The VICEROY study is a study that was designed as a multi-center study to, to a certain extent, confirm the findings that had come from single-center studies of triplet therapy in FLT3-mutated AML, newly diagnosed patients who were going to get a venetoclax azacitidine backbone, low-intensity therapy. So again, patients unfit for intensive chemotherapy plus a FLT3 inhibitor, who on studies done at MD Anderson looking at either gilteritinib or quizartinib, showed very high remission rates to a triplet combining ven-HMA and a FLT3 inhibitor. Those studies showed more than 90% CR rates, which is really quite impressive and very promising one- and two-year survivals. So we wanted to see whether we could do this in a multicenter trial. We also wanted to see whether we could refine the dosing of some of the agents, particularly the venetoclax, to see if lower doses might be safer and associated with the same benefit, but with less myelosuppression, which has really been a serious toxicity of this approach. 

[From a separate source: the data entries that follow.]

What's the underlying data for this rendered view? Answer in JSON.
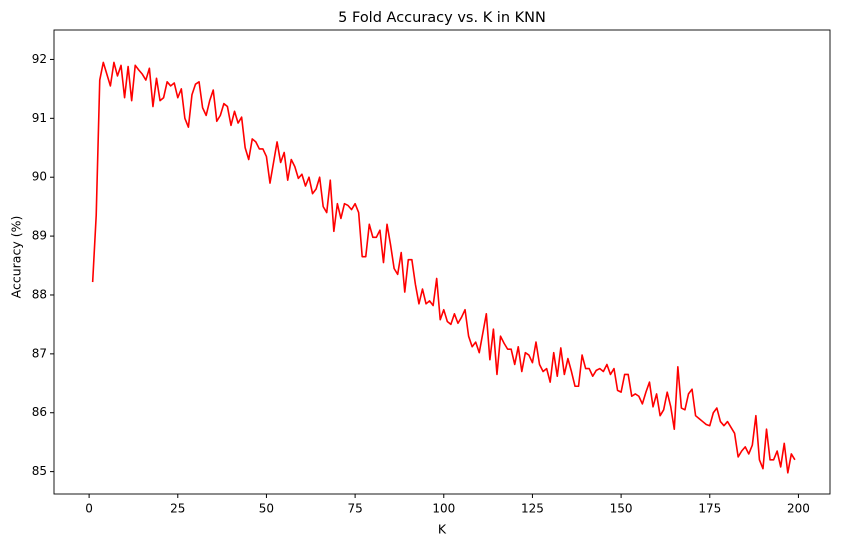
{
  "chart_data": {
    "type": "line",
    "title": "5 Fold Accuracy vs. K in KNN",
    "x_label": "K",
    "y_label": "Accuracy (%)",
    "color": "#ff0000",
    "x": [
      1,
      2,
      3,
      4,
      5,
      6,
      7,
      8,
      9,
      10,
      11,
      12,
      13,
      14,
      15,
      16,
      17,
      18,
      19,
      20,
      21,
      22,
      23,
      24,
      25,
      26,
      27,
      28,
      29,
      30,
      31,
      32,
      33,
      34,
      35,
      36,
      37,
      38,
      39,
      40,
      41,
      42,
      43,
      44,
      45,
      46,
      47,
      48,
      49,
      50,
      51,
      52,
      53,
      54,
      55,
      56,
      57,
      58,
      59,
      60,
      61,
      62,
      63,
      64,
      65,
      66,
      67,
      68,
      69,
      70,
      71,
      72,
      73,
      74,
      75,
      76,
      77,
      78,
      79,
      80,
      81,
      82,
      83,
      84,
      85,
      86,
      87,
      88,
      89,
      90,
      91,
      92,
      93,
      94,
      95,
      96,
      97,
      98,
      99,
      100,
      101,
      102,
      103,
      104,
      105,
      106,
      107,
      108,
      109,
      110,
      111,
      112,
      113,
      114,
      115,
      116,
      117,
      118,
      119,
      120,
      121,
      122,
      123,
      124,
      125,
      126,
      127,
      128,
      129,
      130,
      131,
      132,
      133,
      134,
      135,
      136,
      137,
      138,
      139,
      140,
      141,
      142,
      143,
      144,
      145,
      146,
      147,
      148,
      149,
      150,
      151,
      152,
      153,
      154,
      155,
      156,
      157,
      158,
      159,
      160,
      161,
      162,
      163,
      164,
      165,
      166,
      167,
      168,
      169,
      170,
      171,
      172,
      173,
      174,
      175,
      176,
      177,
      178,
      179,
      180,
      181,
      182,
      183,
      184,
      185,
      186,
      187,
      188,
      189,
      190,
      191,
      192,
      193,
      194,
      195,
      196,
      197,
      198,
      199
    ],
    "values": [
      88.22,
      89.35,
      91.65,
      91.95,
      91.75,
      91.55,
      91.95,
      91.72,
      91.9,
      91.35,
      91.88,
      91.3,
      91.9,
      91.82,
      91.75,
      91.65,
      91.85,
      91.2,
      91.68,
      91.3,
      91.35,
      91.62,
      91.55,
      91.6,
      91.35,
      91.5,
      91.0,
      90.85,
      91.4,
      91.58,
      91.62,
      91.18,
      91.05,
      91.3,
      91.48,
      90.95,
      91.05,
      91.25,
      91.2,
      90.88,
      91.12,
      90.92,
      91.02,
      90.5,
      90.3,
      90.65,
      90.6,
      90.48,
      90.48,
      90.35,
      89.9,
      90.25,
      90.6,
      90.25,
      90.42,
      89.95,
      90.3,
      90.18,
      89.98,
      90.05,
      89.85,
      90.0,
      89.72,
      89.8,
      90.0,
      89.5,
      89.4,
      89.95,
      89.08,
      89.55,
      89.3,
      89.55,
      89.52,
      89.45,
      89.55,
      89.4,
      88.65,
      88.65,
      89.2,
      88.98,
      88.98,
      89.1,
      88.55,
      89.2,
      88.85,
      88.45,
      88.35,
      88.72,
      88.05,
      88.6,
      88.6,
      88.18,
      87.85,
      88.1,
      87.85,
      87.9,
      87.82,
      88.28,
      87.58,
      87.75,
      87.55,
      87.5,
      87.68,
      87.52,
      87.62,
      87.75,
      87.3,
      87.12,
      87.2,
      87.02,
      87.35,
      87.68,
      86.9,
      87.42,
      86.65,
      87.3,
      87.18,
      87.08,
      87.08,
      86.82,
      87.12,
      86.7,
      87.02,
      86.98,
      86.85,
      87.2,
      86.82,
      86.7,
      86.75,
      86.52,
      87.02,
      86.62,
      87.1,
      86.65,
      86.92,
      86.7,
      86.45,
      86.45,
      86.98,
      86.75,
      86.75,
      86.62,
      86.72,
      86.75,
      86.7,
      86.82,
      86.65,
      86.75,
      86.38,
      86.35,
      86.65,
      86.65,
      86.28,
      86.32,
      86.28,
      86.15,
      86.35,
      86.52,
      86.1,
      86.32,
      85.95,
      86.05,
      86.35,
      86.1,
      85.72,
      86.78,
      86.08,
      86.05,
      86.32,
      86.4,
      85.95,
      85.9,
      85.85,
      85.8,
      85.78,
      86.0,
      86.08,
      85.85,
      85.78,
      85.85,
      85.75,
      85.65,
      85.25,
      85.35,
      85.42,
      85.3,
      85.45,
      85.95,
      85.2,
      85.05,
      85.72,
      85.2,
      85.2,
      85.35,
      85.08,
      85.48,
      84.98,
      85.3,
      85.2
    ],
    "xlim": [
      -9.9,
      208.9
    ],
    "xticks": [
      0,
      25,
      50,
      75,
      100,
      125,
      150,
      175,
      200
    ],
    "ylim": [
      84.62,
      92.5
    ],
    "yticks": [
      85,
      86,
      87,
      88,
      89,
      90,
      91,
      92
    ]
  }
}
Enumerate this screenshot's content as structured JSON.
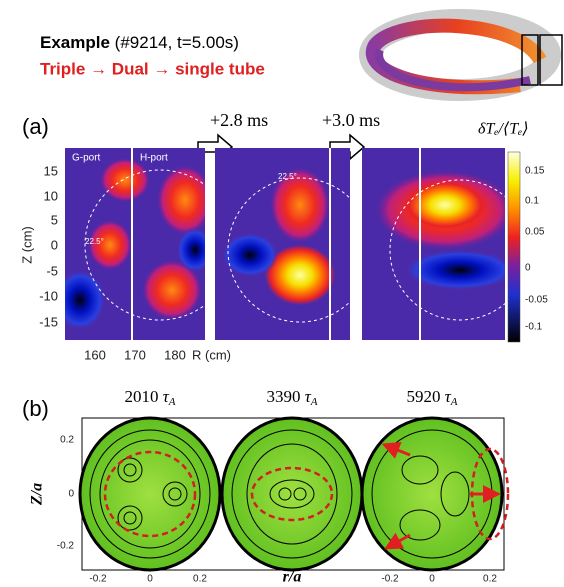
{
  "header": {
    "title": "Example",
    "shot": "(#9214, t=5.00s)",
    "subtitle": "Triple → Dual → single tube"
  },
  "panel_a": {
    "label": "(a)",
    "steps": [
      "+2.8 ms",
      "+3.0 ms"
    ],
    "colorbar_title": "δTₑ/⟨Tₑ⟩",
    "colorbar_ticks": [
      0.15,
      0.1,
      0.05,
      0,
      -0.05,
      -0.1
    ],
    "ports": [
      "G-port",
      "H-port"
    ],
    "angle_labels": [
      "22.5°",
      "22.5°"
    ],
    "y_label": "Z (cm)",
    "y_ticks": [
      15,
      10,
      5,
      0,
      -5,
      -10,
      -15
    ],
    "x_label": "R (cm)",
    "x_ticks": [
      160,
      170,
      180
    ]
  },
  "panel_b": {
    "label": "(b)",
    "times": [
      2010,
      3390,
      5920
    ],
    "tau": "τ",
    "tau_sub": "A",
    "y_label": "Z/a",
    "x_label": "r/a",
    "y_ticks": [
      0.2,
      0,
      -0.2
    ],
    "x_ticks": [
      -0.2,
      0,
      0.2
    ]
  }
}
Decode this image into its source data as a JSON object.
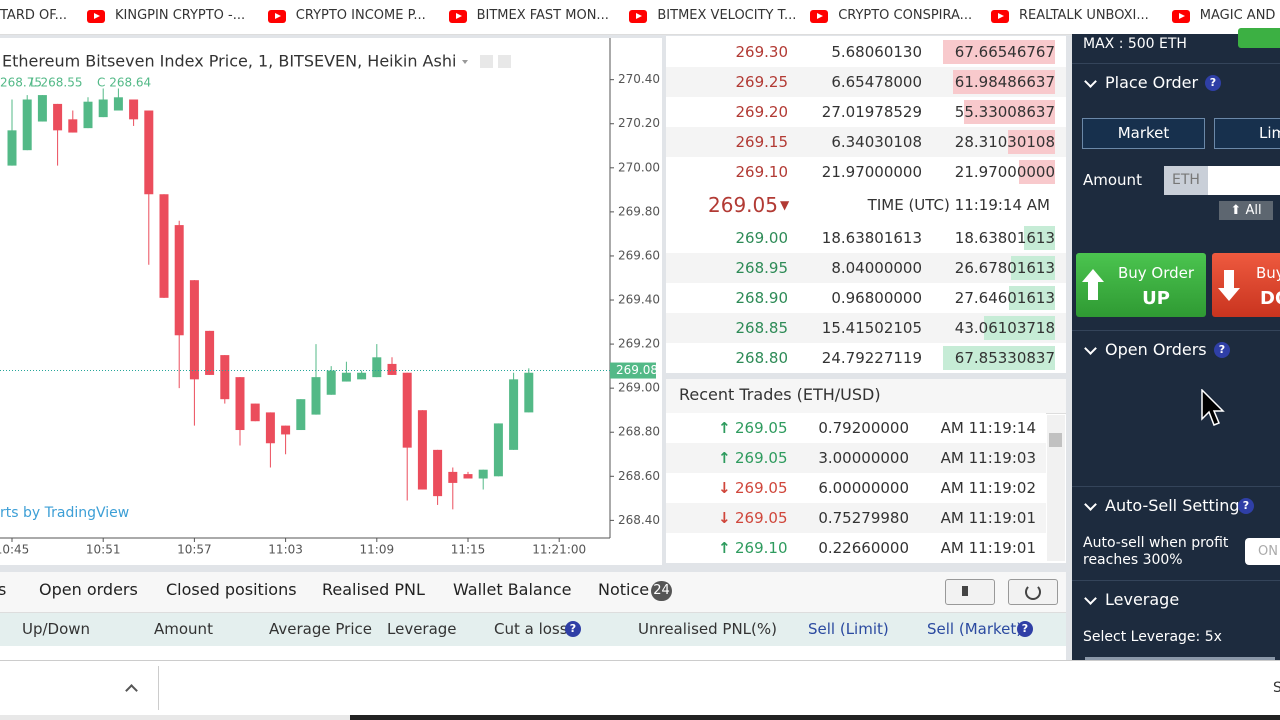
{
  "bookmarks": [
    "TARD OF...",
    "KINGPIN CRYPTO -...",
    "CRYPTO INCOME P...",
    "BITMEX FAST MON...",
    "BITMEX VELOCITY T...",
    "CRYPTO CONSPIRA...",
    "REALTALK UNBOXI...",
    "MAGIC AND"
  ],
  "chart": {
    "type": "candlestick",
    "title": "Ethereum Bitseven Index Price, 1, BITSEVEN, Heikin Ashi",
    "ohlc_labels": [
      "268.75",
      "L 268.55",
      "C 268.64"
    ],
    "watermark": "rts by TradingView",
    "up_color": "#53b987",
    "down_color": "#eb4d5c",
    "x": [
      "10:45",
      "10:46",
      "10:47",
      "10:48",
      "10:49",
      "10:50",
      "10:51",
      "10:52",
      "10:53",
      "10:54",
      "10:55",
      "10:56",
      "10:57",
      "10:58",
      "10:59",
      "11:00",
      "11:01",
      "11:02",
      "11:03",
      "11:04",
      "11:05",
      "11:06",
      "11:07",
      "11:08",
      "11:09",
      "11:10",
      "11:11",
      "11:12",
      "11:13",
      "11:14",
      "11:15",
      "11:16",
      "11:17",
      "11:18",
      "11:19"
    ],
    "candles": [
      {
        "o": 270.01,
        "h": 270.31,
        "l": 270.01,
        "c": 270.17
      },
      {
        "o": 270.08,
        "h": 270.33,
        "l": 270.08,
        "c": 270.31
      },
      {
        "o": 270.21,
        "h": 270.33,
        "l": 270.21,
        "c": 270.33
      },
      {
        "o": 270.29,
        "h": 270.29,
        "l": 270.01,
        "c": 270.17
      },
      {
        "o": 270.22,
        "h": 270.26,
        "l": 270.16,
        "c": 270.16
      },
      {
        "o": 270.18,
        "h": 270.32,
        "l": 270.18,
        "c": 270.3
      },
      {
        "o": 270.23,
        "h": 270.36,
        "l": 270.23,
        "c": 270.31
      },
      {
        "o": 270.26,
        "h": 270.36,
        "l": 270.26,
        "c": 270.32
      },
      {
        "o": 270.31,
        "h": 270.31,
        "l": 270.19,
        "c": 270.22
      },
      {
        "o": 270.26,
        "h": 270.26,
        "l": 269.56,
        "c": 269.88
      },
      {
        "o": 269.88,
        "h": 269.88,
        "l": 269.41,
        "c": 269.41
      },
      {
        "o": 269.74,
        "h": 269.76,
        "l": 269.0,
        "c": 269.24
      },
      {
        "o": 269.49,
        "h": 269.49,
        "l": 268.83,
        "c": 269.04
      },
      {
        "o": 269.26,
        "h": 269.26,
        "l": 269.06,
        "c": 269.06
      },
      {
        "o": 269.15,
        "h": 269.15,
        "l": 268.93,
        "c": 268.95
      },
      {
        "o": 269.05,
        "h": 269.05,
        "l": 268.74,
        "c": 268.81
      },
      {
        "o": 268.93,
        "h": 268.93,
        "l": 268.85,
        "c": 268.85
      },
      {
        "o": 268.89,
        "h": 268.89,
        "l": 268.64,
        "c": 268.75
      },
      {
        "o": 268.83,
        "h": 268.83,
        "l": 268.7,
        "c": 268.79
      },
      {
        "o": 268.81,
        "h": 268.95,
        "l": 268.81,
        "c": 268.95
      },
      {
        "o": 268.88,
        "h": 269.2,
        "l": 268.88,
        "c": 269.05
      },
      {
        "o": 268.97,
        "h": 269.1,
        "l": 268.97,
        "c": 269.08
      },
      {
        "o": 269.03,
        "h": 269.12,
        "l": 269.03,
        "c": 269.07
      },
      {
        "o": 269.04,
        "h": 269.08,
        "l": 269.04,
        "c": 269.07
      },
      {
        "o": 269.05,
        "h": 269.2,
        "l": 269.05,
        "c": 269.14
      },
      {
        "o": 269.11,
        "h": 269.14,
        "l": 269.06,
        "c": 269.06
      },
      {
        "o": 269.07,
        "h": 269.07,
        "l": 268.49,
        "c": 268.73
      },
      {
        "o": 268.9,
        "h": 268.9,
        "l": 268.54,
        "c": 268.54
      },
      {
        "o": 268.72,
        "h": 268.72,
        "l": 268.47,
        "c": 268.51
      },
      {
        "o": 268.62,
        "h": 268.64,
        "l": 268.45,
        "c": 268.57
      },
      {
        "o": 268.61,
        "h": 268.62,
        "l": 268.59,
        "c": 268.59
      },
      {
        "o": 268.59,
        "h": 268.63,
        "l": 268.54,
        "c": 268.63
      },
      {
        "o": 268.6,
        "h": 268.84,
        "l": 268.6,
        "c": 268.84
      },
      {
        "o": 268.72,
        "h": 269.07,
        "l": 268.72,
        "c": 269.04
      },
      {
        "o": 268.89,
        "h": 269.09,
        "l": 268.89,
        "c": 269.07
      }
    ],
    "ylim": [
      268.32,
      270.58
    ],
    "yticks": [
      {
        "value": 270.4,
        "label": "270.40"
      },
      {
        "value": 270.2,
        "label": "270.20"
      },
      {
        "value": 270,
        "label": "270.00"
      },
      {
        "value": 269.8,
        "label": "269.80"
      },
      {
        "value": 269.6,
        "label": "269.60"
      },
      {
        "value": 269.4,
        "label": "269.40"
      },
      {
        "value": 269.2,
        "label": "269.20"
      },
      {
        "value": 269,
        "label": "269.00"
      },
      {
        "value": 268.8,
        "label": "268.80"
      },
      {
        "value": 268.6,
        "label": "268.60"
      },
      {
        "value": 268.4,
        "label": "268.40"
      }
    ],
    "xticks": [
      "10:45",
      "10:51",
      "10:57",
      "11:03",
      "11:09",
      "11:15",
      {
        "value": "11:21",
        "label": "11:21:00"
      }
    ],
    "last_price": {
      "value": 269.08,
      "label": "269.08"
    }
  },
  "order_book": {
    "asks": [
      [
        "269.30",
        "5.68060130",
        "67.66546767"
      ],
      [
        "269.25",
        "6.65478000",
        "61.98486637"
      ],
      [
        "269.20",
        "27.01978529",
        "55.33008637"
      ],
      [
        "269.15",
        "6.34030108",
        "28.31030108"
      ],
      [
        "269.10",
        "21.97000000",
        "21.97000000"
      ]
    ],
    "mid_price": "269.05",
    "mid_arrow": "▼",
    "time_label": "TIME (UTC) 11:19:14 AM",
    "bids": [
      [
        "269.00",
        "18.63801613",
        "18.63801613"
      ],
      [
        "268.95",
        "8.04000000",
        "26.67801613"
      ],
      [
        "268.90",
        "0.96800000",
        "27.64601613"
      ],
      [
        "268.85",
        "15.41502105",
        "43.06103718"
      ],
      [
        "268.80",
        "24.79227119",
        "67.85330837"
      ]
    ]
  },
  "recent_trades": {
    "title": "Recent Trades (ETH/USD)",
    "arrows": {
      "up": "↑",
      "down": "↓"
    },
    "rows": [
      {
        "direction": "up",
        "price": "269.05",
        "amount": "0.79200000",
        "time": "AM 11:19:14"
      },
      {
        "direction": "up",
        "price": "269.05",
        "amount": "3.00000000",
        "time": "AM 11:19:03"
      },
      {
        "direction": "down",
        "price": "269.05",
        "amount": "6.00000000",
        "time": "AM 11:19:02"
      },
      {
        "direction": "down",
        "price": "269.05",
        "amount": "0.75279980",
        "time": "AM 11:19:01"
      },
      {
        "direction": "up",
        "price": "269.10",
        "amount": "0.22660000",
        "time": "AM 11:19:01"
      }
    ]
  },
  "positions": {
    "tabs": [
      "s",
      "Open orders",
      "Closed positions",
      "Realised PNL",
      "Wallet Balance",
      "Notice"
    ],
    "notice_count": "24",
    "columns": [
      "Up/Down",
      "Amount",
      "Average Price",
      "Leverage",
      "Cut a loss",
      "Unrealised PNL(%)",
      "Sell (Limit)",
      "Sell (Market)"
    ]
  },
  "help_icon": "?",
  "sidebar": {
    "max": "MAX : 500 ETH",
    "place_order": "Place Order",
    "order_types": [
      "Market",
      "Lim"
    ],
    "amount_label": "Amount",
    "currency": "ETH",
    "all_button": "⬆ All",
    "buy_up": [
      "Buy Order",
      "UP"
    ],
    "buy_down": [
      "Buy",
      "DO"
    ],
    "open_orders": "Open Orders",
    "auto_sell": "Auto-Sell Setting",
    "auto_sell_text": [
      "Auto-sell when profit",
      "reaches 300%"
    ],
    "toggle": "ON",
    "leverage": "Leverage",
    "select_leverage": "Select Leverage: 5x"
  },
  "footer": {
    "right_text": "S"
  }
}
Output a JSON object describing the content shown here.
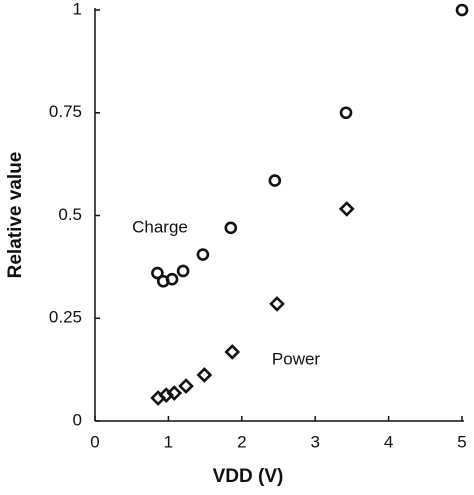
{
  "chart_data": {
    "type": "scatter",
    "x_label": "VDD  (V)",
    "y_label": "Relative  value",
    "xlim": [
      0,
      5
    ],
    "xticks": [
      0,
      1,
      2,
      3,
      4,
      5
    ],
    "ylim": [
      0,
      1
    ],
    "yticks": [
      0,
      0.25,
      0.5,
      0.75,
      1
    ],
    "series": [
      {
        "name": "Charge",
        "marker": "circle",
        "color": "#111111",
        "x": [
          0.85,
          0.93,
          1.05,
          1.2,
          1.47,
          1.85,
          2.45,
          3.42,
          5
        ],
        "values": [
          0.36,
          0.34,
          0.345,
          0.365,
          0.405,
          0.47,
          0.585,
          0.75,
          1
        ]
      },
      {
        "name": "Power",
        "marker": "diamond",
        "color": "#111111",
        "x": [
          0.86,
          0.97,
          1.08,
          1.24,
          1.49,
          1.87,
          2.48,
          3.43
        ],
        "values": [
          0.056,
          0.063,
          0.068,
          0.085,
          0.112,
          0.168,
          0.285,
          0.516
        ]
      }
    ]
  }
}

So the study enrolled at, I want to say, at least eight different sites, including both community and academic centers. And impressively, the CR rates and the one-year survivals are almost identical to what was shown in the MD Anderson studies. I believe that the one-year survival is in excess of 70%, which is much better than what we’ve seen with historic controls or was published from the VIALE-A study in terms of the outcome in FLT3-mutated patients. And that this is holding up at the one-year and now coming up on two-year follow-ups really speaks to the power of this triplet approach, which I think is really going to change things. 

It’s notable that there are randomized studies comparing ven-aza to triplet approaches. The Myelomatch study, the EA02 study, is a study that Jessica Altman and I are both leading, which is using a similar approach, but is looking at a different endpoint for the study, which is MRD-CR. And so that study is randomizing patients between standard ven-aza and the triplet with gilteritinib. And we don’t have any early data on that. But I think this is going to certainly impact how we look at that study and where its role is. I still think the study’s goals are really quite important today. And I still do encourage people to enroll into Myelomatch. but I think now we’re getting more and more data on the triplet, particularly outside of just single institution studies, we have to weigh that into our planning going forward.